Thursday, November 1, 2007

The Lion Museum (Bringing The Met Museum To You)

Ok, so it's not really called "the lion museum", and I'm not talking about the Zoo. I went to the Metropolitan Museum of Art today! I call it the Lion Museum because every exhibit I saw had a lion somewhere in it.
It was wonderful!
I walked there from the 33rd Street PATH train station. It's a great walk, past the zoo and all these really cool playgrounds. Why are the playgrounds in Central Park so much cooler than the playgrounds in Golden Gate Park? It's really not fair. (By the way, anyone not in the know, if you're in the Bay Area and you're wanting to go down a giant concrete slide similar to this one only longer, there's one in the park connected via tunnel to the Berkley Rose Garden! But you have to navigate there through Narnia. I'd highly recommend it, especially if you bring your own cardboard. The sand is already there. You throw the sand down the slide right before you, who should be seated on the cardboard big enough that you can hold on without scraping your fingers, start sliding. It'll make you go faster and keep you from wearing out your cardboard as quickly.)
Anyways, I got there and went in. I'm apparently not supposed to use the pictures I'm allowed to take in their galleries except for personal use. But their rules strictly prohibit the distribution of those pictures or the public showing of them... So if it's a blog, and that's KIND OF like a journal, does that count? It's not like these are professional grade pictures. In fact they're pretty crappy because of the lighting (which I know is supposedly to preserve the paintings, but I also think is to discourage photography). And if I say they're in the Met and this is to encourage anyone who DOES happen to read this to go and see the real ones since the pictures don't do them justice? Whatever. They can come yell at me if they find me.

There were a LOT of lions in that museum. All kinds of lions. In all kinds of contexts. It was pretty sweet.
















There were a lot of other things too though.

Francisco de Goya y Lucientes's Don Manuel Osorio Manrique de Zuniga. An art history note (that most readers of this blog probably won't need): Christian art often uses birds to symbolize the soul, and Baroque art used caged birds to show innocence. The card by this painting speculated that "Goya may have intended this portrait as an illustration of the frail boundaries that separate the child's world from the forces of evil or as a commentary on the fleeting nature of innocence and youth." It goes on to say that this painting "may have been executed after the child's death in 1792, since the imagery and sinister undertone seem more characteristic of Goya's works of the 1790s."

Soap Bubbles, by Jean Simeon Chardin. I love this one. Apparently soap bubbles used to allude to the transience of life when used in paintings. Did anyone know that? I didn't. I guess that's something I'd know if I took an art history class...

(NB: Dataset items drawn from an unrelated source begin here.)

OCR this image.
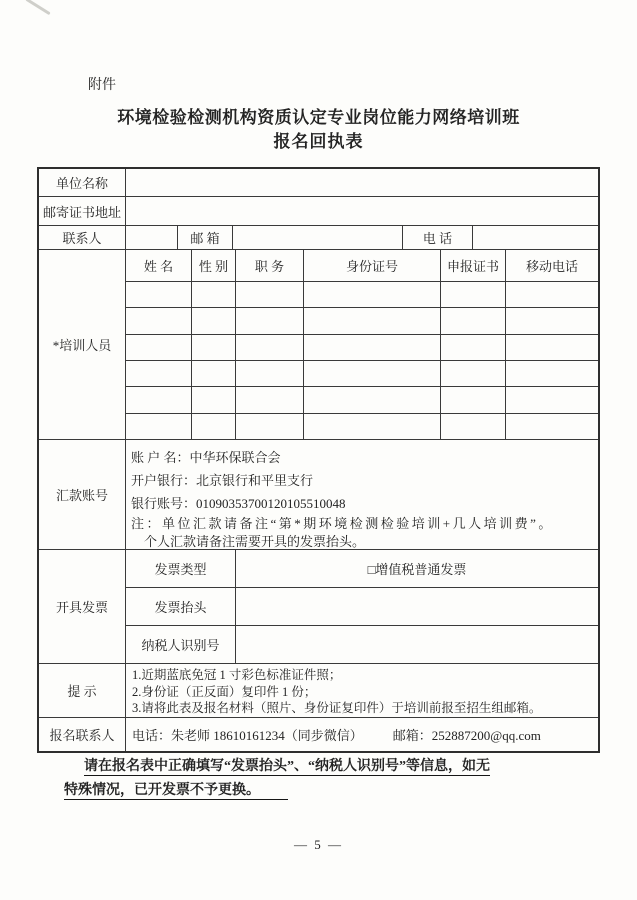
附件
环境检验检测机构资质认定专业岗位能力网络培训班
报名回执表
单位名称
邮寄证书地址
联系人	邮 箱	电 话
*培训人员
姓 名	性 别	职 务	身份证号	申报证书	移动电话
汇款账号
账 户 名：中华环保联合会
开户银行：北京银行和平里支行
银行账号：01090353700120105510048
注：单位汇款请备注“第*期环境检测检验培训+几人培训费”。
个人汇款请备注需要开具的发票抬头。
开具发票
发票类型	□增值税普通发票
发票抬头
纳税人识别号
提 示
1.近期蓝底免冠 1 寸彩色标准证件照；
2.身份证（正反面）复印件 1 份；
3.请将此表及报名材料（照片、身份证复印件）于培训前报至招生组邮箱。
报名联系人	电话：朱老师 18610161234（同步微信） 邮箱：252887200@qq.com
请在报名表中正确填写“发票抬头”、“纳税人识别号”等信息，如无
特殊情况，已开发票不予更换。
— 5 —
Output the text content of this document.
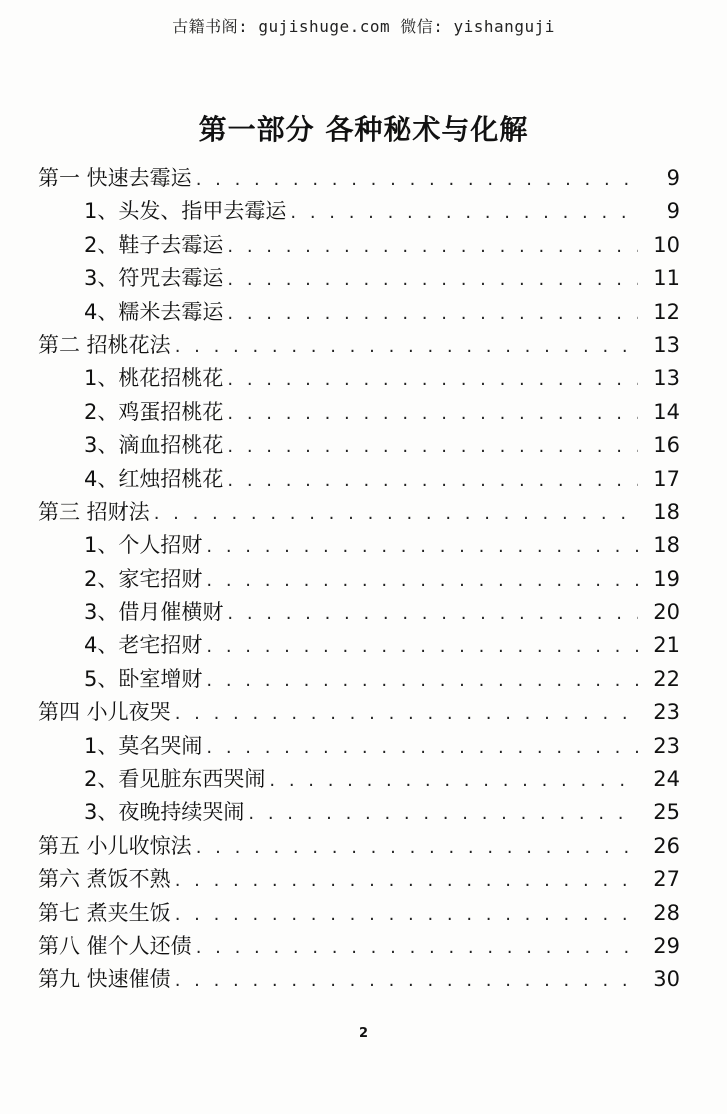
古籍书阁: gujishuge.com 微信: yishanguji
第一部分 各种秘术与化解
第一 快速去霉运 . . .	9
1、头发、指甲去霉运 . . .	9
2、鞋子去霉运 . . .	10
3、符咒去霉运 . . .	11
4、糯米去霉运 . . .	12
第二 招桃花法 . . .	13
1、桃花招桃花 . . .	13
2、鸡蛋招桃花 . . .	14
3、滴血招桃花 . . .	16
4、红烛招桃花 . . .	17
第三 招财法 . . .	18
1、个人招财 . . .	18
2、家宅招财 . . .	19
3、借月催横财 . . .	20
4、老宅招财 . . .	21
5、卧室增财 . . .	22
第四 小儿夜哭 . . .	23
1、莫名哭闹 . . .	23
2、看见脏东西哭闹 . . .	24
3、夜晚持续哭闹 . . .	25
第五 小儿收惊法 . . .	26
第六 煮饭不熟 . . .	27
第七 煮夹生饭 . . .	28
第八 催个人还债 . . .	29
第九 快速催债 . . .	30
2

Jean Marc Nattier did a bunch of paintings in the European Painting Gallery wing, a few of which I found interesting. Or at least parts of them. Like his portrait Madame Marsollier and Her Daughter. Apparently the woman was a well known beauty of the court born and bred and known as The Velvet Duchess for her pretensions. But what I liked were her daughter's eyes. The daughter was the only thing that seemed alive in the whole painting. The duchess was far to posed and glassy eyed.

Nattier's portrait of some courtier I forgot to make note of posed as Diana. I think it's funny cause Diana would never have worn so hindering a gettup, so the fur masks nothing. And Diana's recurve bow would have been strung with a usable string. The one the model was using had a string tied around the nocks and was ridiculously long. Did they think it dangerous to have a woman hold a usable bow? That she'd hurt herself or accidentally shoot someone with it? I bet she was amused too. She looks amused by something. Am I too critical of these paintings? I know they were all vanity portraits. Done in a very stuffy prude era none the less, so she would never have been allowed to pose in any sort of dress that Diana really would have worn...

Nattier's Louise Henriette de Bourbon-Conti, Later Duchesse d'Orleans. From the late 1600s to early 1700s. I liked how she was waist deep in water that was spilling out of the jar. Like the Mississippi river was flowing out of her water jug.





This incredible landscape was done by "El Greco" (Domenikos Theoto- kopoulos) sometime in the late 1500s or early 1600s. It shows Toledo from the north. Apparently the artist took some liberties with the placement of the buildings so that you could see the cathedral which would have been blocked from view from that angle.